Advances in machine and deep learning for intrusion detection in VANETs: a comprehensive survey
摘要
Intrusion Detection Systems (IDSs) have become a critical security concern due to the increasing number of connected vehicles and the sensitive data exchanged within Vehicular Ad-hoc Networks (VANETs). This paper presents a comprehensive and up-to-date survey of IDSs designed for VANETs, focusing on advances in machine and deep learning based techniques published between 2020 and 2025. The review analyzes hybrid IDS approaches and emerging datasets used for VANET security evaluation.

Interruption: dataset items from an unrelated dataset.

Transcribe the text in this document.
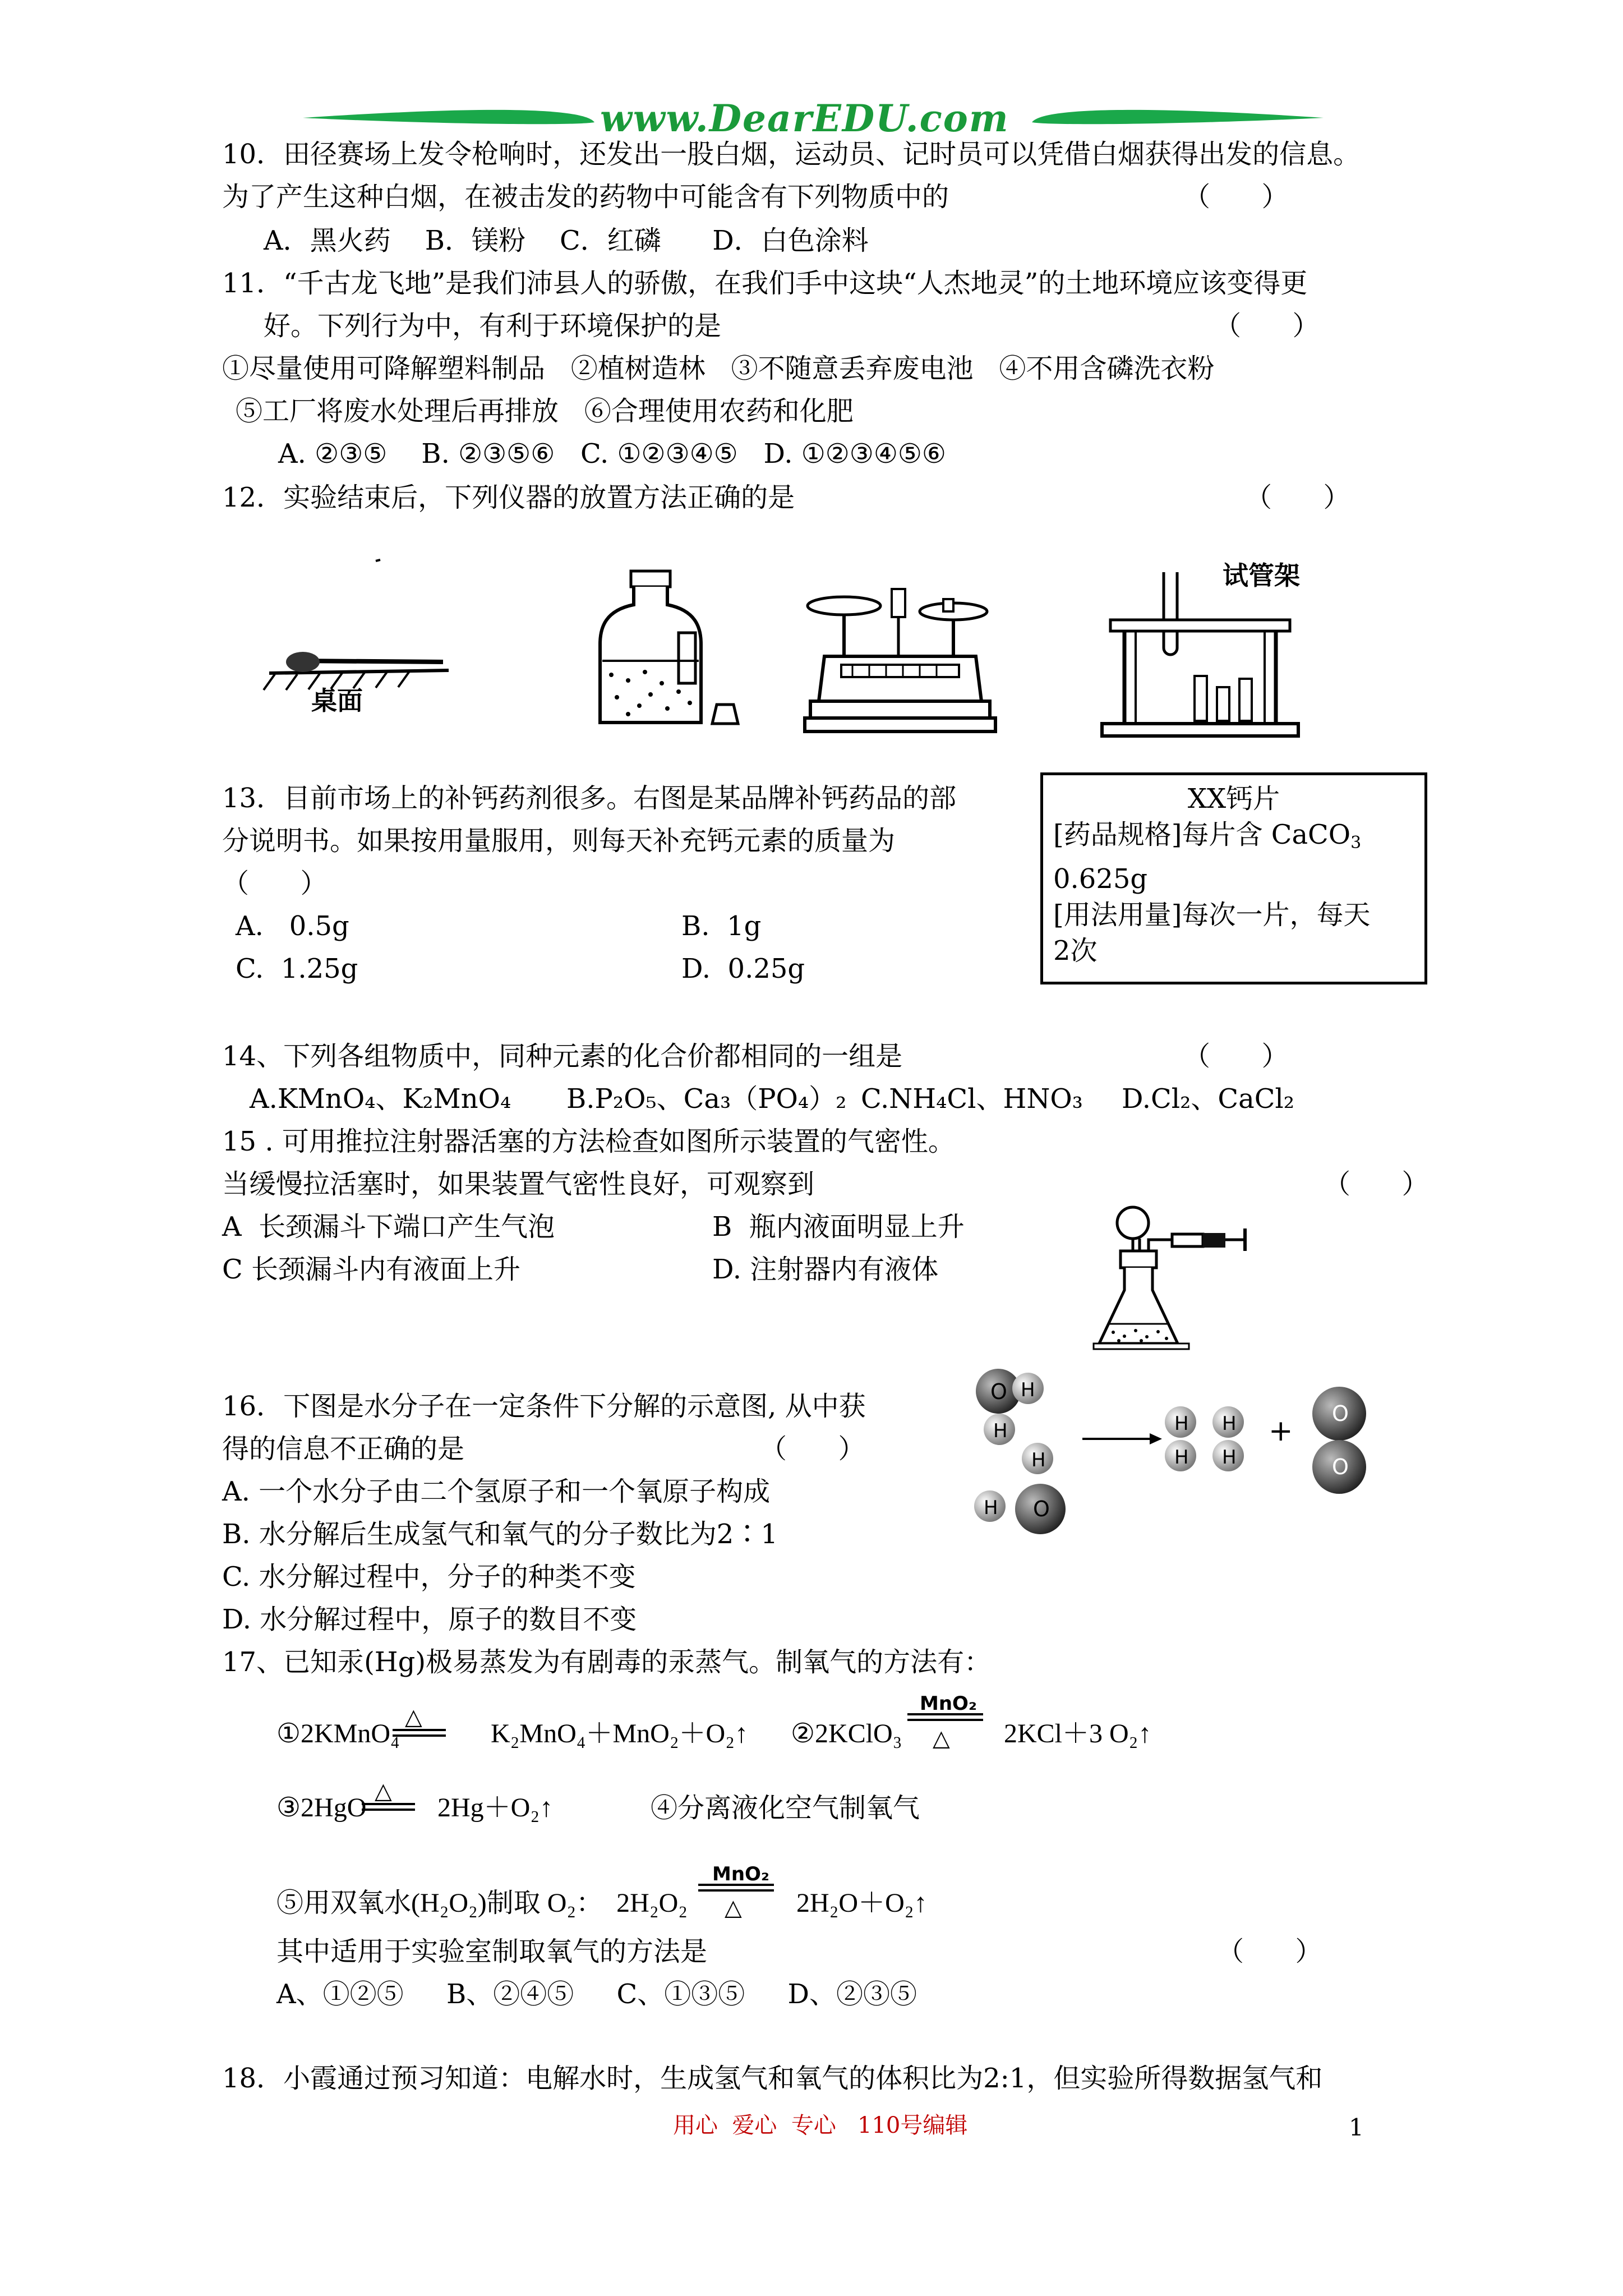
www.DearEDU.com
10．田径赛场上发令枪响时，还发出一股白烟，运动员、记时员可以凭借白烟获得出发的信息。
为了产生这种白烟，在被击发的药物中可能含有下列物质中的	（      ）
A．黑火药    B．镁粉    C．红磷      D．白色涂料
11．“千古龙飞地”是我们沛县人的骄傲，在我们手中这块“人杰地灵”的土地环境应该变得更
好。下列行为中，有利于环境保护的是	（      ）
①尽量使用可降解塑料制品   ②植树造林   ③不随意丢弃废电池   ④不用含磷洗衣粉
⑤工厂将废水处理后再排放   ⑥合理使用农药和化肥
A. ②③⑤    B. ②③⑤⑥   C. ①②③④⑤   D. ①②③④⑤⑥
12．实验结束后，下列仪器的放置方法正确的是	（      ）
桌面
试管架
13．目前市场上的补钙药剂很多。右图是某品牌补钙药品的部
分说明书。如果按用量服用，则每天补充钙元素的质量为
（      ）
A.   0.5g	B.  1g
C.  1.25g	D.  0.25g
XX钙片
[药品规格]每片含 CaCO$_3$
0.625g
[用法用量]每次一片，每天
2次
14、下列各组物质中，同种元素的化合价都相同的一组是	（      ）
A.KMnO₄、K₂MnO₄ B.P₂O₅、Ca₃（PO₄）₂ C.NH₄Cl、HNO₃ D.Cl₂、CaCl₂
15 . 可用推拉注射器活塞的方法检查如图所示装置的气密性。
当缓慢拉活塞时，如果装置气密性良好，可观察到	（      ）
A  长颈漏斗下端口产生气泡	B  瓶内液面明显上升
C 长颈漏斗内有液面上升	D. 注射器内有液体
16．下图是水分子在一定条件下分解的示意图, 从中获
得的信息不正确的是	（      ）
A. 一个水分子由二个氢原子和一个氧原子构成
B. 水分解后生成氢气和氧气的分子数比为2∶1
C. 水分解过程中，分子的种类不变
D. 水分解过程中，原子的数目不变
O H
H
H
H O
H
H
H
H
+
O
O
17、已知汞(Hg)极易蒸发为有剧毒的汞蒸气。制氧气的方法有：
①2KMnO₄
△
K₂MnO₄＋MnO₂＋O₂↑ ②2KClO₃
MnO₂
△ 2KCl＋3 O₂↑
③2HgO
△
2Hg＋O₂↑	④分离液化空气制氧气
⑤用双氧水(H₂O₂)制取 O₂：  2H₂O₂
MnO₂
△ 2H₂O＋O₂↑
其中适用于实验室制取氧气的方法是	（      ）
A、①②⑤     B、②④⑤     C、①③⑤     D、②③⑤
18．小霞通过预习知道：电解水时，生成氢气和氧气的体积比为2:1，但实验所得数据氢气和
用心  爱心  专心   110号编辑	1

A critical analysis of evaluation metrics (precision, F1-score, AUCROC) and simulation tools (SUMO, OMNeT++) underscores the gap between theoretical models and real-world validation. Furthermore, the survey identifies open issues, including energy efficiency, time complexity, and scalability in dynamic VANET environments. It explores the architecture, characteristics, security, and threats in VANETs, offering an in-depth analysis of the latest developments in intrusion detection methods. The paper highlights the challenges, emphasizing the importance of real-world validation. Additionally, suggests potential directions for future directions emphasize the integration of Software-Defined Networking (SDN), Federated Learning (FL), edge computing, and quantum machine learning (QML) to enhance resilience against adversarial attacks and ensure privacy-preserving, low-latency communication. By synthesizing advances, difficulties, and emerging paradigms, this work aims to guide researchers toward robust and adaptive IDS frameworks, ultimately contributing to safer and more intelligent transportation ecosystems.